Often times it's not even about being a "good" person or a "shitty" person.
All of that is relative to the role and environment.

For example, I've worked with some engineers who are excellent at their
specialization but have no interest in working on areas outside of their
domain. This might be a perfect fit for a large organization that is looking
for a domain expert but a potentially poor fit for a startup that needs
engineers who enjoy doing a bit of everything.

On the flip side, I've seen some engineers who have thrived at smaller
companies but then really struggle to navigate the politics necessary to have
impact at larger companies. Maybe they're even capable of learning this at
some point, but I wouldn't hire a senior engineer who isn't able to give me a
solid example of navigating some interpersonal disagreement.
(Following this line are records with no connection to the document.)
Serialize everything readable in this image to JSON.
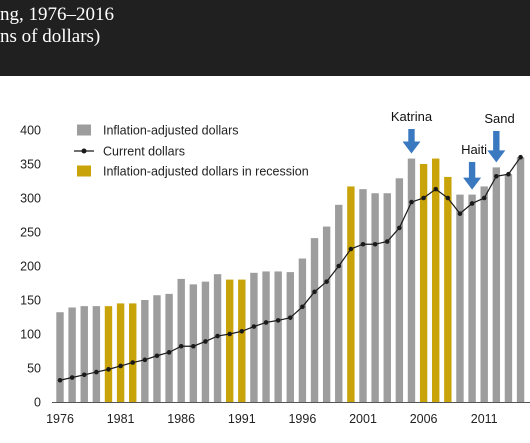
{
  "header": {
    "title_line1": "ng, 1976–2016",
    "title_line2": "ns of dollars)"
  },
  "colors": {
    "header_bg": "#202020",
    "bar_default": "#9d9d9d",
    "bar_recession": "#c9a30a",
    "line": "#1a1a1a",
    "arrow": "#3a78c0"
  },
  "chart_data": {
    "type": "bar",
    "x": [
      1976,
      1977,
      1978,
      1979,
      1980,
      1981,
      1982,
      1983,
      1984,
      1985,
      1986,
      1987,
      1988,
      1989,
      1990,
      1991,
      1992,
      1993,
      1994,
      1995,
      1996,
      1997,
      1998,
      1999,
      2000,
      2001,
      2002,
      2003,
      2004,
      2005,
      2006,
      2007,
      2008,
      2009,
      2010,
      2011,
      2012,
      2013,
      2014
    ],
    "x_ticks": [
      "1976",
      "1981",
      "1986",
      "1991",
      "1996",
      "2001",
      "2006",
      "2011"
    ],
    "y_ticks": [
      "0",
      "50",
      "100",
      "150",
      "200",
      "250",
      "300",
      "350",
      "400"
    ],
    "ylim": [
      0,
      400
    ],
    "series": [
      {
        "name": "Inflation-adjusted dollars",
        "kind": "bar",
        "values": [
          132,
          139,
          141,
          141,
          141,
          145,
          145,
          150,
          157,
          159,
          181,
          173,
          177,
          188,
          180,
          180,
          190,
          192,
          192,
          191,
          211,
          241,
          258,
          290,
          317,
          313,
          307,
          307,
          329,
          358,
          350,
          358,
          331,
          305,
          305,
          317,
          345,
          335,
          360
        ],
        "recession": [
          false,
          false,
          false,
          false,
          true,
          true,
          true,
          false,
          false,
          false,
          false,
          false,
          false,
          false,
          true,
          true,
          false,
          false,
          false,
          false,
          false,
          false,
          false,
          false,
          true,
          false,
          false,
          false,
          false,
          false,
          true,
          true,
          true,
          false,
          false,
          false,
          false,
          false,
          false
        ]
      },
      {
        "name": "Current dollars",
        "kind": "line",
        "values": [
          32,
          36,
          40,
          44,
          48,
          53,
          58,
          62,
          68,
          73,
          82,
          82,
          89,
          97,
          100,
          104,
          111,
          117,
          120,
          124,
          140,
          162,
          177,
          200,
          225,
          232,
          232,
          236,
          256,
          294,
          300,
          313,
          300,
          277,
          292,
          300,
          332,
          335,
          360
        ]
      }
    ],
    "legend": [
      {
        "label": "Inflation-adjusted dollars",
        "type": "bar",
        "color": "#9d9d9d"
      },
      {
        "label": "Current dollars",
        "type": "line",
        "color": "#1a1a1a"
      },
      {
        "label": "Inflation-adjusted dollars in recession",
        "type": "bar",
        "color": "#c9a30a"
      }
    ],
    "legend_position": "top-left",
    "annotations": [
      {
        "label": "Katrina",
        "x": 2005
      },
      {
        "label": "Haiti",
        "x": 2010
      },
      {
        "label": "Sand",
        "x": 2012
      }
    ],
    "grid": false
  }
}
You can't assess for this kind of alignment without digging into a person's
background and experiences.

I think inevitably if you're looking for a job you're going to have to talk
about some of these key stories at one point or another. I wrote this to help
people get the best shot at landing a job that's a good fit for them. Even if
you don't end up using these stories at all, I hope they may even be valuable
purely as a self-reflection exercise.